Creative AI Futures: Theory and Practice

Eva Jäger

Talk given on behalf of the Creative AI Lab, which includes Eva Jäger, Mercedes Bunz, Joanna Zylinska, Alasdair Milne, and Daniel Heras Chaves.

This talk analyses creative activity enabled by ML and recognised under the banner of ‘AI art’ or ‘creative AI’. The theoretical discussion is anchored in the critical reflection on activities of the Creative AI Lab, which is a collaboration between the R&D Platform at Serpentine Galleries and King’s College London’s Department of Digital Humanities. The talk proposes a 5C model (‘Creative - Critical - Constructive - Collaborative - Computation’), which brings together technical research and conceptual inquiry into AI art, while shifting focus from artefacts to their wider contexts, processes and infrastructures. It also outlines directions for future research.

Artists working in different media have been exploring AI’s potential as a creative instrument, nonhuman collaborator and subject of social critique. In this talk, the Creative AI Lab want to stage a theoretical and practical discussion of the problem of artistic practice as enabled by AI and ML, while outlining new directions for future research. This discussion, we suggest, needs to consider a number of conceptual questions:

  • To what extent does the current use of AI technologies in art-making raise bigger questions about the very nature of artistic production and research?
  • How is the role and agency of ‘the artist’ altered at a time when many artistic productions are the result of human-machine collaboration, with the creative output not being subject to human control but rather to the uncertain logic of a deep-learning algorithm?
  • Does AI create new audiences for art – and does it require new skills from those audiences?
  • Do we need new capabilities from our arts institutions in supporting the development of AI-driven art practice, and in enabling its exhibition and public understanding?
  • What role can AI art practice play in inquiring alternative versions of AI and in fostering a public understanding?

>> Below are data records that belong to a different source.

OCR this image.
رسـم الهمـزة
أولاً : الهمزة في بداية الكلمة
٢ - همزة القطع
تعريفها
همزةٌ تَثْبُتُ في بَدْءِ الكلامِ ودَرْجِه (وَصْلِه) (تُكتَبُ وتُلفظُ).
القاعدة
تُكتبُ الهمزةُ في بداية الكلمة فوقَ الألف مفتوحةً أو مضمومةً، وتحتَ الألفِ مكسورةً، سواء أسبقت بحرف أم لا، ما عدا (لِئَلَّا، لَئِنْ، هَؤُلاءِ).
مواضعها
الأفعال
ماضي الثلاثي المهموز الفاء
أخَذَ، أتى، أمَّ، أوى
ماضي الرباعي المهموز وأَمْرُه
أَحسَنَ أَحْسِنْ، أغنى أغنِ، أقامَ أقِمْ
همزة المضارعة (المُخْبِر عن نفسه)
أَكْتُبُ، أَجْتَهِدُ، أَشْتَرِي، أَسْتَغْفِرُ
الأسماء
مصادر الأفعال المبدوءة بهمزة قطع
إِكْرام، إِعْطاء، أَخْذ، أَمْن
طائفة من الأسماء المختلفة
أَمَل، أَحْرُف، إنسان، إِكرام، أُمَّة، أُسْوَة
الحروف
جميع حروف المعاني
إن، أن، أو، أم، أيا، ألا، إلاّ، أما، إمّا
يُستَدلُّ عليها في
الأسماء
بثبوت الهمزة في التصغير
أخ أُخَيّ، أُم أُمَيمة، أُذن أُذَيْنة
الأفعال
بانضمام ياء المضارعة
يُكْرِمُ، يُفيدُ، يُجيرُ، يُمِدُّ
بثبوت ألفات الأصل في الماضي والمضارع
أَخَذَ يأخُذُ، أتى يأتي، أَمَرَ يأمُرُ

Importantly, for us a theoretical discussion of these questions is anchored in the critical reflection on the practical activities in which we have been involved as part of the Creative AI Lab (Serpentine nd). Building on the Lab’s existing collaborations, we want to propose a ‘5C’ model for Creative AI practice and research as a more enabling approach to working at the cross-discipline of ‘creative AI’. Mobilising critical inquiry with creative production and technical expertise, this model entails developing horizontal, non-competitive networks of alliances between academic and cultural institutions dealing with creativity, AI and ML.